Greece readies rent assistance plan as migrant numbers grow
IDOMENI — Greece's government on yesterday said it is preparing a rent-assistance program to help the growing number of migrants in the country who are faced with the oncoming winter and mounting resistance against their arrival elsewhere in Europe.
Olga Gerovasili, a government spokeswoman, said the scheme could cover up to 20,000 migrants and serve as an alternative to a European Union proposal to house them in camps. She said Athens had rejected that proposal Sunday at a meeting of European countries affected by the crisis, insisting that "there will be no concentration camps in our country."
Greece's financial crisis has hammered its once booming real estate market with house prices falling about 40 percent in five years, according to industry estimates, and with a sharp rise in the number of vacant or underused apartments.
Gerovasili indicated the housing program would require financial support from the European Union.
Leftwing Prime Minister Alexis Tsipras has agreed to boost Greece's reception capacity for migrants fleeing conflict and poverty in the Middle East, Asia and Africa to 50,000 by the end of the year from a previous target of 30,000, with the additional 20,000 being absorbed by the new program.

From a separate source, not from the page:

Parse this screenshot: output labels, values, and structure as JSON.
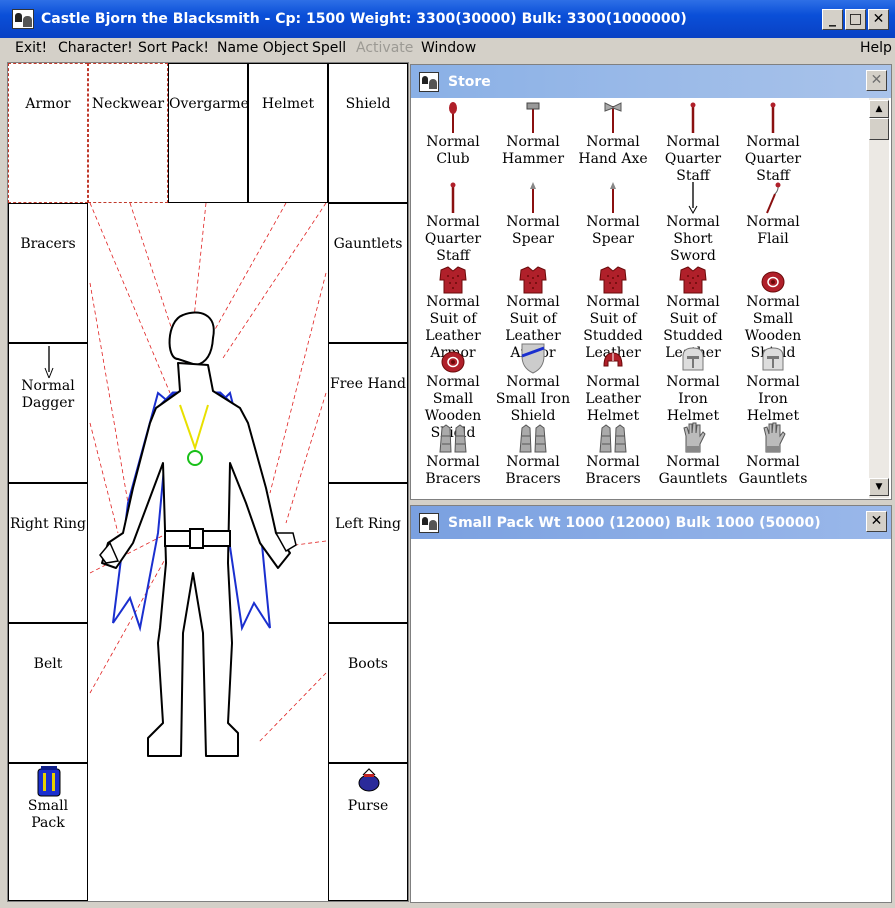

Elected in January, Tsipras' government closed down detention camps for migrants and is promoting voluntary shelter schemes. But those passing through Greece on their way toward more prosperous European countries have shown little interest in using Olympic venues from the 2004 Games in Athens that were reopened this month, fearing they might eventually not be allowed to leave.
"What was asked of us — to place 20,000 in a giant camp — has been rejected. And a discussion was opened into how the real economy can be bolstered and on a more human level, how we can receive refugees," Gerovasili told private Parapolitika radio.
The number of migrants traveling through Greece has risen sharply in recent days, with police reporting that 8,300 people passed the busy Idomeni border crossing between Greece and Macedonia in the 24 hours before Saturday morning — compared to a recent average of some 3,500.
Overnight temperatures in Idomeni reached 3 degrees Celsius (37.4 Fahrenheit) early yesterday, and migrants took shelter in tents set up by charities or around campfires outside.
Among them was 35-year-old Ali Nik Bayan, an Iranian who said he spent more than two years in prison for alleged dissident activity.
"When I got out of jail I was approached by the secret service and they demanded I work with them. When I refused, they threatened to arrest my parents and burn my house down," he said. "That's my story: you tell me if I'm a migrant or a refugee."